PendoTech’s single-use technology scales from a 100 mL to thousands of liters, with fittings from 1/16th of an inch to 1 inch tubing. The company is also developing disposable sensors for pH, UV absorption, and conductivity, which Furey predicts will be launched within the next 12 months. A single-use chromatography system also is in the product mix.
“Single-use processes are being embraced up- and downstream,” stresses Juliette Schick, president of SciLog. “Single-use sensors,” she says, “are critical to the success of single-use platforms.”
The challenge is, delivering sensors suited for the conditions of single-use applications and platforms. SciLog has a family of precalibrated, ready-to-use sensors that may reduce errors by eliminating the need for field calibration.
“They are ideal for use as components of single-use tubing sets, manifolds, and bundled solutions,” Schick says. Current models are designed to measure conductivity, pressure, and temperature. “At the end of the year, we’ll be adding two more sensors.”
HPLC for Bioreactor Monitoring
More feedback control of the bioreactor is needed to increase the probability of achieving a product’s critical quality attributes, says Rick Cooley, manager, Process Analytics Center of Excellence, Dionex. “Online HPLC can provide high fidelity information about conditions in the bioreactor, letting developers look at the product itself as well as critical feed components. Historically, most companies have utilized tools that only measure the cell’s environment.”
Cooley used online HPLC successfully to monitor peptide production operations. By using HPLC to determine when the product of the correct purity was eluted from the purification columns, overall cycle time was reduced by several days, he notes. “The process analytics enabled new levels of process automation and control to be achieved, which increased process throughout, 10-fold in some cases.”

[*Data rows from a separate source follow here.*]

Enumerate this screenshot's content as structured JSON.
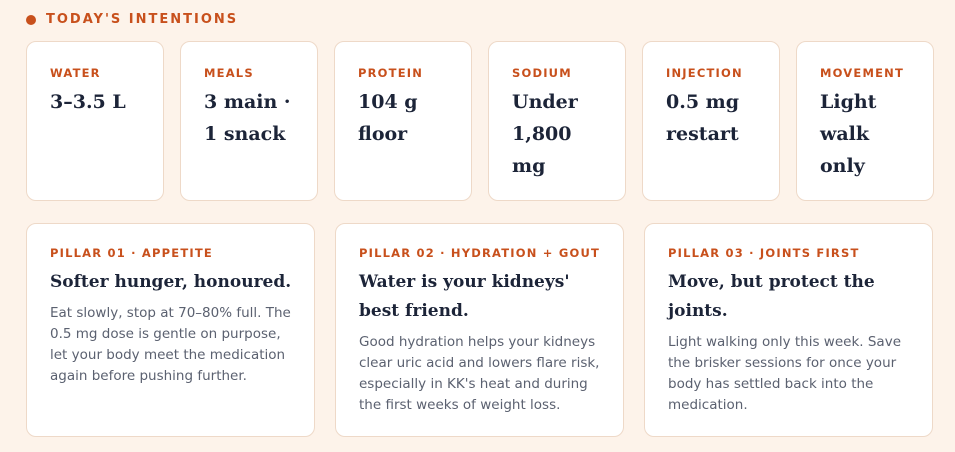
{
  "header": {
    "title": "TODAY'S INTENTIONS"
  },
  "stats": [
    {
      "label": "WATER",
      "value": "3–3.5 L"
    },
    {
      "label": "MEALS",
      "value": "3 main · 1 snack"
    },
    {
      "label": "PROTEIN",
      "value": "104 g floor"
    },
    {
      "label": "SODIUM",
      "value": "Under 1,800 mg"
    },
    {
      "label": "INJECTION",
      "value": "0.5 mg restart"
    },
    {
      "label": "MOVEMENT",
      "value": "Light walk only"
    }
  ],
  "pillars": [
    {
      "label": "PILLAR 01 · APPETITE",
      "title": "Softer hunger, honoured.",
      "body": "Eat slowly, stop at 70–80% full. The 0.5 mg dose is gentle on purpose, let your body meet the medication again before pushing further."
    },
    {
      "label": "PILLAR 02 · HYDRATION + GOUT",
      "title": "Water is your kidneys' best friend.",
      "body": "Good hydration helps your kidneys clear uric acid and lowers flare risk, especially in KK's heat and during the first weeks of weight loss."
    },
    {
      "label": "PILLAR 03 · JOINTS FIRST",
      "title": "Move, but protect the joints.",
      "body": "Light walking only this week. Save the brisker sessions for once your body has settled back into the medication."
    }
  ]
}
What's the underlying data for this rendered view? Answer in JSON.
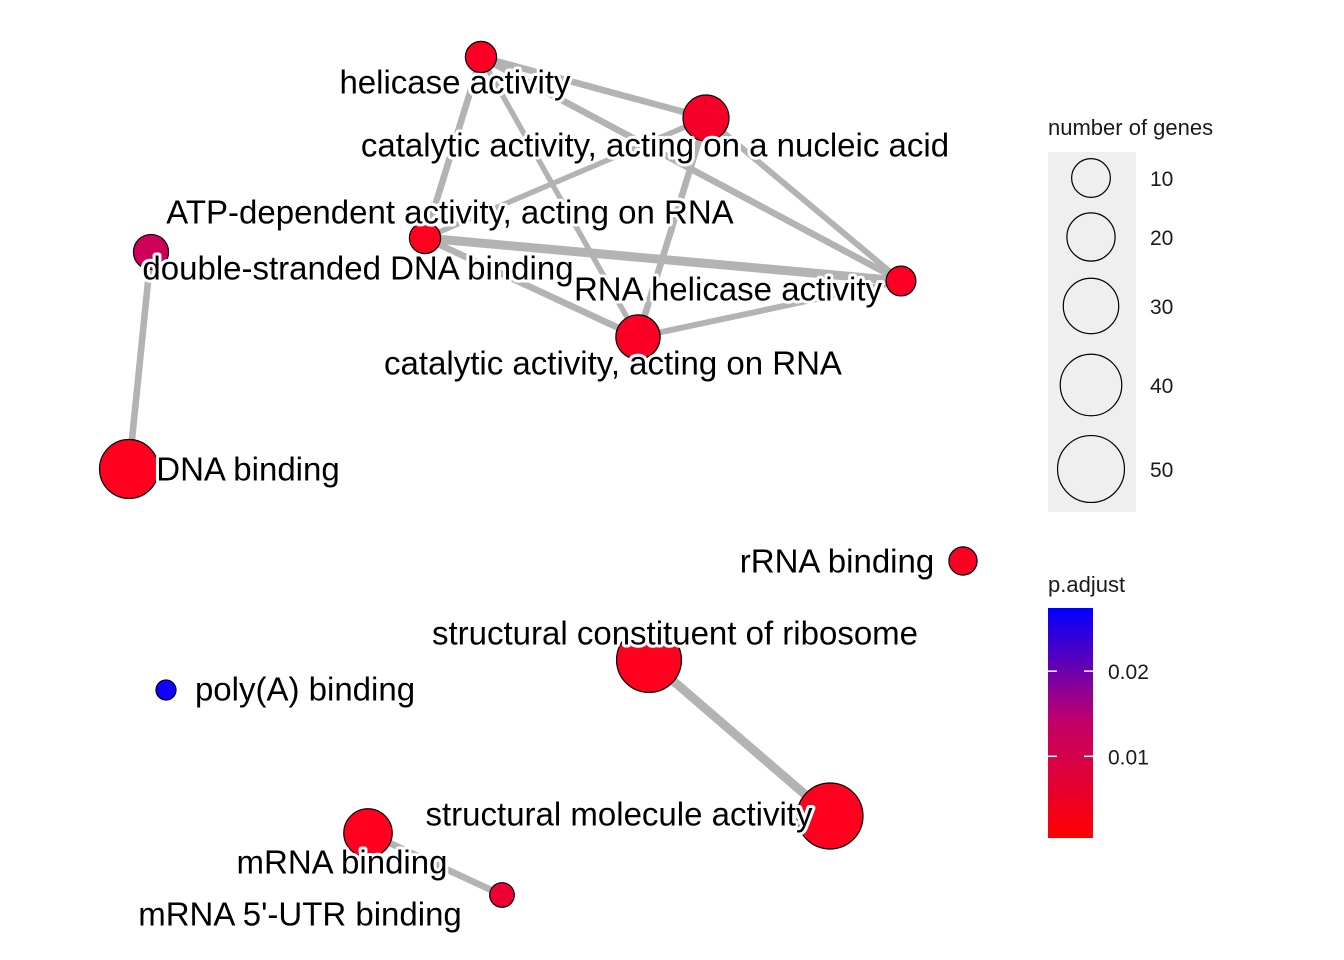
{
  "colors": {
    "edge": "#b3b3b3",
    "node_stroke": "#000000",
    "low_p": "#ff0000",
    "high_p": "#0000ff",
    "legend_bg": "#efefef"
  },
  "nodes": [
    {
      "id": "helicase",
      "label": "helicase activity",
      "genes": 8,
      "p_adjust": 0.002
    },
    {
      "id": "catalytic_nucleic",
      "label": "catalytic activity, acting on a nucleic acid",
      "genes": 22,
      "p_adjust": 0.003
    },
    {
      "id": "atp_dependent",
      "label": "ATP-dependent activity, acting on RNA",
      "genes": 8,
      "p_adjust": 0.001
    },
    {
      "id": "dsDNA",
      "label": "double-stranded DNA binding",
      "genes": 11,
      "p_adjust": 0.012
    },
    {
      "id": "rna_helicase",
      "label": "RNA helicase activity",
      "genes": 7,
      "p_adjust": 0.002
    },
    {
      "id": "catalytic_rna",
      "label": "catalytic activity, acting on RNA",
      "genes": 20,
      "p_adjust": 0.002
    },
    {
      "id": "dna_binding",
      "label": "DNA binding",
      "genes": 40,
      "p_adjust": 0.001
    },
    {
      "id": "rrna",
      "label": "rRNA binding",
      "genes": 6,
      "p_adjust": 0.002
    },
    {
      "id": "ribosome",
      "label": "structural constituent of ribosome",
      "genes": 50,
      "p_adjust": 0.001
    },
    {
      "id": "polyA",
      "label": "poly(A) binding",
      "genes": 2,
      "p_adjust": 0.028
    },
    {
      "id": "structural",
      "label": "structural molecule activity",
      "genes": 52,
      "p_adjust": 0.001
    },
    {
      "id": "mrna",
      "label": "mRNA binding",
      "genes": 25,
      "p_adjust": 0.001
    },
    {
      "id": "mrna_utr",
      "label": "mRNA 5'-UTR binding",
      "genes": 4,
      "p_adjust": 0.005
    }
  ],
  "edges": [
    {
      "from": "helicase",
      "to": "catalytic_nucleic",
      "weight": 0.6
    },
    {
      "from": "helicase",
      "to": "atp_dependent",
      "weight": 0.6
    },
    {
      "from": "helicase",
      "to": "rna_helicase",
      "weight": 0.6
    },
    {
      "from": "helicase",
      "to": "catalytic_rna",
      "weight": 0.4
    },
    {
      "from": "catalytic_nucleic",
      "to": "atp_dependent",
      "weight": 0.4
    },
    {
      "from": "catalytic_nucleic",
      "to": "rna_helicase",
      "weight": 0.5
    },
    {
      "from": "catalytic_nucleic",
      "to": "catalytic_rna",
      "weight": 0.6
    },
    {
      "from": "atp_dependent",
      "to": "rna_helicase",
      "weight": 1.0
    },
    {
      "from": "atp_dependent",
      "to": "catalytic_rna",
      "weight": 0.6
    },
    {
      "from": "catalytic_rna",
      "to": "rna_helicase",
      "weight": 0.5
    },
    {
      "from": "dsDNA",
      "to": "dna_binding",
      "weight": 0.6
    },
    {
      "from": "ribosome",
      "to": "structural",
      "weight": 1.0
    },
    {
      "from": "mrna",
      "to": "mrna_utr",
      "weight": 0.6
    }
  ],
  "legend": {
    "size_title": "number of genes",
    "size_items": [
      {
        "genes": 10,
        "label": "10"
      },
      {
        "genes": 20,
        "label": "20"
      },
      {
        "genes": 30,
        "label": "30"
      },
      {
        "genes": 40,
        "label": "40"
      },
      {
        "genes": 50,
        "label": "50"
      }
    ],
    "color_title": "p.adjust",
    "color_range": [
      0.001,
      0.028
    ],
    "color_ticks": [
      {
        "value": 0.02,
        "label": "0.02"
      },
      {
        "value": 0.01,
        "label": "0.01"
      }
    ]
  }
}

“The issue isn’t technological. It’s cultural,” Cooley insists. The pharma and biotech industries have a history of ignoring process analytical advances in other industries in the mistaken belief that they can’t be applied to their industry.”
“Other industries are way ahead in terms of how to use information collected from process monitoring,” adds Chris McKenna, vp of services at Symyx.
“There’s no question that biological mechanisms are complex and difficult to control, but there are learnings they can get from industries that have optimized their processes.”
Leading petrochemical manufacturer ExxonMobil, for example, has used feed-forward controls to analyze crude oil as it enters the refinery and predict how it should be processed, Cooley points out. “There’s no technological reason to believe you can’t do that for pharmaceuticals too. People feel that pharma is different from other industries, but that’s not true.”
“Bioprocessing is moving from niche activity toward standardized business platforms,” McKenna elaborates, leaving industry with the challenge of exchanging one-product platforms with enterprise-wide solutions that support multiple products. “We’re working with petrochemical and polymer industries to integrate process automation, process parameter data, and other process data,” he says.
The result is a warehouse in which hundreds of thousands of data points are aggregated for greater utilization and accessibility. Such data access is a key parameter in the quality by design and process analytical technology approaches that, while new to the pharmaceutical and biotechnology industries, has been used successfully by the petrochemical and polymer industries. “We, as an industry, need to change how we’re doing things,” McKenna emphasizes.